Agent Spittoon turned on the rookie. "Buddy, you be straight with me, now. You're not thinking of having a Creature pulled out of your ass, are you? Tell me the truth."

"Well…"

Agent Buddy laughed, embarrassed at being cornered, and the veteran lawman shook his head. "Damn it, son, don't ever do something like that to yourself. You listen to me! Life's not worth living if all you do is survive. When you're on your deathbed, you won't care about the easy times. The shit you're crying about now, that's the stuff that'll seem great when you're ninety and some slack-faced doctor with a Creature out whoring and stinking of grapefruit juice is about to pull your plug. These Creatures… God damn it, Buddy, they're just no good."

At that moment, an orange Creature somehow pulled a table filled with drinks on top of itself. The edge of the table hit it in the head, and everyone stopped and stared, mesmerized as one glass after another fell and hit the ground, a heavy rain of clinking chaos. Once all the glasses were empty and rolling on the ground, the Creature put a thick mitten on top of its head and cried out in pain.

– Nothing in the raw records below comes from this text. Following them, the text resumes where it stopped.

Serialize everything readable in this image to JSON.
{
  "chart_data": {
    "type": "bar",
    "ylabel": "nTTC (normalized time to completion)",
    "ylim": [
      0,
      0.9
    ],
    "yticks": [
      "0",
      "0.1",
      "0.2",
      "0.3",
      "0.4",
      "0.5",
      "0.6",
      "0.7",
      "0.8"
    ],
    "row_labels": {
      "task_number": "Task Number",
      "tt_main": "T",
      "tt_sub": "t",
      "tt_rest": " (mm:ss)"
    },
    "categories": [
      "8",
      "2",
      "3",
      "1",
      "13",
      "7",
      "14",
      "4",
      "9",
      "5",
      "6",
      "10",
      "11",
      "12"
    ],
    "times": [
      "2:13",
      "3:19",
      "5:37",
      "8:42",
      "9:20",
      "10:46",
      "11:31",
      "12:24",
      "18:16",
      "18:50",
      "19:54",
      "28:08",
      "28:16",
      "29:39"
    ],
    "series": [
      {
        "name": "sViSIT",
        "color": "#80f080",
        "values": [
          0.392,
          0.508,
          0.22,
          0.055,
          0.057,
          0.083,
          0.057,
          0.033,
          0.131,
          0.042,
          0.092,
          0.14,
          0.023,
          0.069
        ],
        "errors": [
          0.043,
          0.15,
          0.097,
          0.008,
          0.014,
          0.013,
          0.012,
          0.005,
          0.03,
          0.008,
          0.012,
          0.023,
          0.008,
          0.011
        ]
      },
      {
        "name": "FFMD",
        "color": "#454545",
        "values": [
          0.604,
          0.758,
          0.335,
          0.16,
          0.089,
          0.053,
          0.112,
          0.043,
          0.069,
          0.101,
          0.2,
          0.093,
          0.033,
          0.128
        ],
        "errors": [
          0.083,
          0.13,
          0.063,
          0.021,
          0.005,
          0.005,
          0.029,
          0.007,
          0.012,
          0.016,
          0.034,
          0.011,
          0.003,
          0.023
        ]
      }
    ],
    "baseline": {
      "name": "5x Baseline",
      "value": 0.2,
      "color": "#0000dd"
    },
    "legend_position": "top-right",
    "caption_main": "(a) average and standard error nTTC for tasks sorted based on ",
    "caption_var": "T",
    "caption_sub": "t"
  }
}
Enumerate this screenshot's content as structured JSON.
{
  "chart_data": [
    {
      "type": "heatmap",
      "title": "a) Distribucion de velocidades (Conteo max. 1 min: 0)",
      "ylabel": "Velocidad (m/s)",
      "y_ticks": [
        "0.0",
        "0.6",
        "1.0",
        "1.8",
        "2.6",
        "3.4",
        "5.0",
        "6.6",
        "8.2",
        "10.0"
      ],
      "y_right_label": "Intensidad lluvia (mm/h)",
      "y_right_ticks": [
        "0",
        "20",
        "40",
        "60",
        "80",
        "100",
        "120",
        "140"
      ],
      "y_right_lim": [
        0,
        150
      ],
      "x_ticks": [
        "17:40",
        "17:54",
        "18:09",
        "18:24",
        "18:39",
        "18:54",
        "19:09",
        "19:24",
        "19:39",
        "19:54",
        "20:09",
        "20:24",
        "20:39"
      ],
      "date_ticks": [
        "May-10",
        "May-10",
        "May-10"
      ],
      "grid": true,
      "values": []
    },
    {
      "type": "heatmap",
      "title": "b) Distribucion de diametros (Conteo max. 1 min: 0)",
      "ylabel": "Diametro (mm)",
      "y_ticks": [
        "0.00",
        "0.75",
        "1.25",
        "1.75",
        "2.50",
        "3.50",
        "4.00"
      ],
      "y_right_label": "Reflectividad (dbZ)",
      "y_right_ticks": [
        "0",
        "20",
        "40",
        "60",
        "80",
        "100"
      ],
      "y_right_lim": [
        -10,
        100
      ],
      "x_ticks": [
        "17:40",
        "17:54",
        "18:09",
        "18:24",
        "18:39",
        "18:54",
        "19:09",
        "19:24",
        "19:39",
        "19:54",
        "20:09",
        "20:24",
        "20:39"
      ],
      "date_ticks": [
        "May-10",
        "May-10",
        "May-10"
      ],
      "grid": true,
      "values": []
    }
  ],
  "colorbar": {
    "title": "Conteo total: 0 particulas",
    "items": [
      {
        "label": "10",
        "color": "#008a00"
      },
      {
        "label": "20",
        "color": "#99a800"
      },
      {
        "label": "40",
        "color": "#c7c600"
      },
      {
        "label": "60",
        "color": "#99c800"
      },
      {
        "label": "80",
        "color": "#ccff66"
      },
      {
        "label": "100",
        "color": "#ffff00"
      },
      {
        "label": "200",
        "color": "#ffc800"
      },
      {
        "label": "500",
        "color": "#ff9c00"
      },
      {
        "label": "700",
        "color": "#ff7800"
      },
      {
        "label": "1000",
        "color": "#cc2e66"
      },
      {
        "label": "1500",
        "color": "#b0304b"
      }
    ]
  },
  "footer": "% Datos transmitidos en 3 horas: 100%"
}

Wailing like a child, even Agent Spittoon felt his heart go out to it.

Agent Buddy giggled. "Look, sir - I think you hurt its feelings!"

Several employees strolled up to the orange Creature and knelt around it. "He-e-ey there," one of them said. "It's okay… it's okay…" The Creature held on to an employee, mouth wide open, tears pouring down its face. "It's just a bump on the noggin. You'll be okay, little guy. You'll be okay."

Agent Spittoon turned away. "Very funny, rookie. Very funny. Just keep an eye out for the target, will you?"